A Grande Rio já definiu seu enredo para o ano que vem. Com “Fui no Itororó beber água, não achei. Mas achei a bela Santos, e por ela me apaixonei...”, a escola vai homenagear a cidade do litoral paulista, na busca pelo primeiro título.

Não teria como desenvolver o tema sem, claro, falar de futebol. Afinal, no Santos Futebol Clube jogaram o Rei Pelé e os craques Neymar e Robinho. Os três serão convidados a desfilar pela escola.

Mas, apesar de a torcida pela presença deles ser grande, ainda é cedo para dizer se estarão presentes no dia do desfile. Amigo de Neymar, o promotor de ventos David Brazil, que no ano passado foi Rei de Bateria da ‘Tricolor de Caxias’, disse que já convidou o jogador. “Juninho (como ele chama o Neymar) ficou muito feliz e brincou: rapaz, ano que vem sou Grande Rio desde criancinha”.

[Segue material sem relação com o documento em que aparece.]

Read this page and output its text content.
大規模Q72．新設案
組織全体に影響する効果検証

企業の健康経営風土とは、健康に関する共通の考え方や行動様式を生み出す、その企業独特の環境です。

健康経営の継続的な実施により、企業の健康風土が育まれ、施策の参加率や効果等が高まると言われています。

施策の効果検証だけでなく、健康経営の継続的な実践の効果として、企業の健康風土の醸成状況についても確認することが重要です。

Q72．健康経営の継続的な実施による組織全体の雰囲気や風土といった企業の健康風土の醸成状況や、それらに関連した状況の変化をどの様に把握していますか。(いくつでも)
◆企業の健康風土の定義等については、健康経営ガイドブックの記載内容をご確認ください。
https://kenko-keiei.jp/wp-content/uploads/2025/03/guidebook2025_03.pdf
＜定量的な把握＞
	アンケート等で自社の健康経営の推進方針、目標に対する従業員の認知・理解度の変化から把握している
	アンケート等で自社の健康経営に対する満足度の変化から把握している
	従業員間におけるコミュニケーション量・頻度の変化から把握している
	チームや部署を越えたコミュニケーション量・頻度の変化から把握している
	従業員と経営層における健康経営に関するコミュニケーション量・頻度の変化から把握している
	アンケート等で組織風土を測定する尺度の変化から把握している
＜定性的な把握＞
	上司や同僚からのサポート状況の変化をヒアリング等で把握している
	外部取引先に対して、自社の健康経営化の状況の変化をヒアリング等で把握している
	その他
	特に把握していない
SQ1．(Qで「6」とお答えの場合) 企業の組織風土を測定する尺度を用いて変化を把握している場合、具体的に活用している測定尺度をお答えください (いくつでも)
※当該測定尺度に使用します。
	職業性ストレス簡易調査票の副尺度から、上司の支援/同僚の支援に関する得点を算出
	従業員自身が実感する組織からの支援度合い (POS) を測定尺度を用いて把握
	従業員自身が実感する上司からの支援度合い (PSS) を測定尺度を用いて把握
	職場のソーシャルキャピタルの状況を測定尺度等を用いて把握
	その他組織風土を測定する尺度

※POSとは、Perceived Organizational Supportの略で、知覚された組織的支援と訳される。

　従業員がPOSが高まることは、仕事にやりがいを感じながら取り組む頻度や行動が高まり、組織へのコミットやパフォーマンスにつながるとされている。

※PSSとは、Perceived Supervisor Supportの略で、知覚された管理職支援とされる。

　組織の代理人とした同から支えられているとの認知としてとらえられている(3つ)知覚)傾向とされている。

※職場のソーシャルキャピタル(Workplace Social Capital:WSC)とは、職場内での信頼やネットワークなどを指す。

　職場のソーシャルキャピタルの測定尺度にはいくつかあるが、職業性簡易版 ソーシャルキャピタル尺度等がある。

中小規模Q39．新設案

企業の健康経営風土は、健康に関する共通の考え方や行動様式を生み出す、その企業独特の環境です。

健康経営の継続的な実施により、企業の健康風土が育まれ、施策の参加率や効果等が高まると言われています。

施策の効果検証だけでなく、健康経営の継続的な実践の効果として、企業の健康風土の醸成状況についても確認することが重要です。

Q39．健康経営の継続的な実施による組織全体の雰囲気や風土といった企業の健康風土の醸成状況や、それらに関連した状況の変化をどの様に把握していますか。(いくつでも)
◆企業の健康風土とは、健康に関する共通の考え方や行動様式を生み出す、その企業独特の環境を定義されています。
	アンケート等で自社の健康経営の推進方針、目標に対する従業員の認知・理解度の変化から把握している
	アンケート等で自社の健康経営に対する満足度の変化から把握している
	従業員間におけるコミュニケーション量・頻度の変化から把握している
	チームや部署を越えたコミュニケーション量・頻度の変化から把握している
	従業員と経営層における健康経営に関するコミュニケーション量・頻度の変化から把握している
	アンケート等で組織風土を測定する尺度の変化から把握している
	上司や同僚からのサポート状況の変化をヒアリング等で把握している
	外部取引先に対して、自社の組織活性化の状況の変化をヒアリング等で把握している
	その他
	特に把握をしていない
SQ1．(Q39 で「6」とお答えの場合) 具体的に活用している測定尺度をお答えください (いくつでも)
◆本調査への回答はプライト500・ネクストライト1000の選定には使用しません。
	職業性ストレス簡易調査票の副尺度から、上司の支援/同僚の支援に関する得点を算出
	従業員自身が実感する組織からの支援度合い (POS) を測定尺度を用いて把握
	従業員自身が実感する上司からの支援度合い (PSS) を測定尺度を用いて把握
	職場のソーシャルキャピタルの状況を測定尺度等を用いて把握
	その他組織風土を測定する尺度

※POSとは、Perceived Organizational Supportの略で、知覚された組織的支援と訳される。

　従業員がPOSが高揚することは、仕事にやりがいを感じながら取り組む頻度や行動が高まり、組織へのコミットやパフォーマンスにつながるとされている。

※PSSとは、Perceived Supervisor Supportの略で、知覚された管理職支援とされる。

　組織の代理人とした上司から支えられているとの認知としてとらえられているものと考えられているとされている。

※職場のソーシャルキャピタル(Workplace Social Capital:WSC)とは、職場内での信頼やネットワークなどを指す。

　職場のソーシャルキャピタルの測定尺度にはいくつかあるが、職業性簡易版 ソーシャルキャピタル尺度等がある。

David não está, porém, muito otimista com a presença do amigo. “Infelizmente, acho que não vai dar, pois estará competindo na Europa”, acredita.

De dar água na boca

Abaixo, veja a receita e as dicas de Tia Marilene, a baiana que comanda a cozinha nos dias de Pagode da Sardinha.

Tia Marlene revela que fazer o empanado com fubá deixa a sardinha mais crocanteAlexandre Vieira / Agência O Dia

INGREDIENTES:
1 quilo de sardinha fresca (a melhor opção é comprar já limpa e em filezinho)
5 limões
1 colher de sal
1 copo de farinha de trigo
1 copo de
fubá

MODO DE PREPARO:
Esprema o limão e reserve o suco em uma vasilha grande. Adicione o sal e misture. A seguir, coloque as sardinhas abertas em filezinho para descansar por meia hora nessa mistura. Em um tabuleiro, misture a farinha de trigo e o fubá. Em seguida, pegue os filés de sardinha e empane na mistura de fubá e farinha de trigo. Agora, é só fritar em óleo bem quente e fogo alto. Assim que retirar, coloque o peixe sobre o papel toalha para que ele fique ainda mais sequinho.

Dica da Tia Marilene: “A sardinha fica crocante porque a gente faz o empanado com fubá. Só isso. Não tem mistério, não. Outra dica legal é colocar um dente de alho, com casca e tudo, na frigideira. Ele evita que o óleo queime. Assim, a gente pode fritar uma boa quantidade sem a preocupação de ter que trocar o óleo várias vezes durante o preparo”.